Last summer, four months into Covid, my son’s mild depression kicked up into something more serious. Isolated and lonely, he spent hours online on reddit and discord connecting with friends and strangers. The one school friend he kept in touch with was a girl we’d known for a while, slightly funky, but generally pretty cool. As he began to sink lower, it was clear she was becoming more important to him. When I asked if he might have a crush on her, he’d responded that she was a lesbian. My response: “Every high school boy should have a lesbian friend.” I thought he was in good hands.
Forty-eight hours after my son announced to us that he thought he might be trans, this teen girl sent me a text congratulating me on having a trans son, saying I must be so proud, and offering to help educate me if I had any questions. You might be surprised to hear that I did not take a teenage girl up on her offer of advice on the psychosocial and sexual development of my son.
Her gall continued. It was clear she had found a new venue for her deep desire to venge justice upon the world. Clearly, this was a wounded and neglected trans boy whose parents just didn’t understand him. Despite her busy schedule of therapy to deal with her anorexia, cutting, and suicide attempt, she found time to provide him clothing and test out nail polish on him.
Over the next few months, we scrambled to find a good therapist, add in an anti-depressant and anti-anxiety medicine, and try to expand our son’s world. By January, he was pulling out of his depression, desisting from his trans identity, engaged and happy, and doing well in school.
In late winter, he invited a few friends over (socially distanced – relax!), including the now “non-binary” girl. As a gift, she snuck him some more girl’s clothes.
Which he has not worn.
Every few days, I surreptitiously check the pile of girl’s clothing to see if they’ve been worn. For weeks, they’ve been gathering dust. He’s moved on, but I fear she has not. When will she inquire? It’s the unwanted gift from the lesbian ex-crush girl friend who thinks she’s being helpful. Where’s the Hallmark Card for that one? “Sorry I Confused You and Everyone but It Was a Super Weird Teenage Stage and Can We All Just Pretend That Didn’t Happen?”

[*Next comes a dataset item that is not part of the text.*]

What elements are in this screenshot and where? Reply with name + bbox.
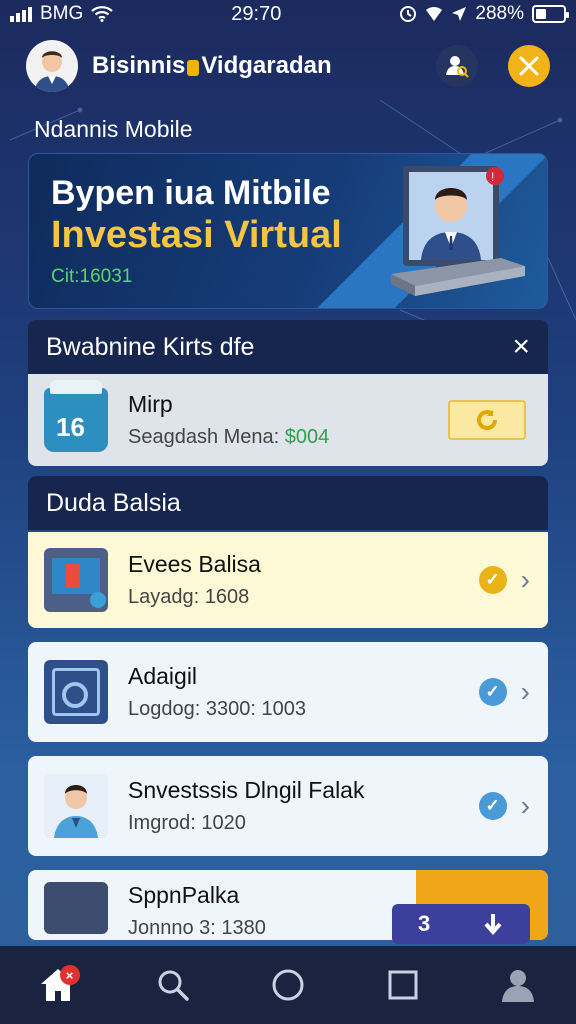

And how do we get these teenage girls to back off? They’ve been inundated with conflicting messages that warn them that #MeToo status is threatening them around every corner, or “Girls Can Do Anything” platitudes bejeweled on backpacks. They think they are both more powerful and more fragile than they really are. How can we get them to realize their role is to find that deep sacred truth inside themselves and protect it, while also honoring the dignity of the people around them?
Listen up teenage girls – and for any adults in the wings, this is for you, too. If someone tells you they think they might be trans, your job is not to fix them. If they seem anxious, depressed, or have low self-esteem, being supportive does not mean blind affirmation nor any affirmation at all. This person is fragile, yes. This person needs friendship and support. But the best thing you can say is “I really like you just as you are. Right now.” Anything else, any slight tipping of the scale, or gentle breath on their sail reflects deep narcissism on your part. You are not God. This is not your call to make nor your battle to wage. Back off.
The hubris of the teenage mind is not a new thing. What is new is this sudden cultural amnesia that forgets that adolescence is marked by these painful periods of self-doubt, cruel acts of bullying, and humiliating errors in self-perception. Grown-ups know this. We think we’re being so kind and so thoughtful by “following the child’s lead” when it comes to gender identity, but if we’re letting kids lead, we’re just acting like children. Let kids be kids. Let teenagers be teenagers. But it’s time for us adults to act like grown-ups.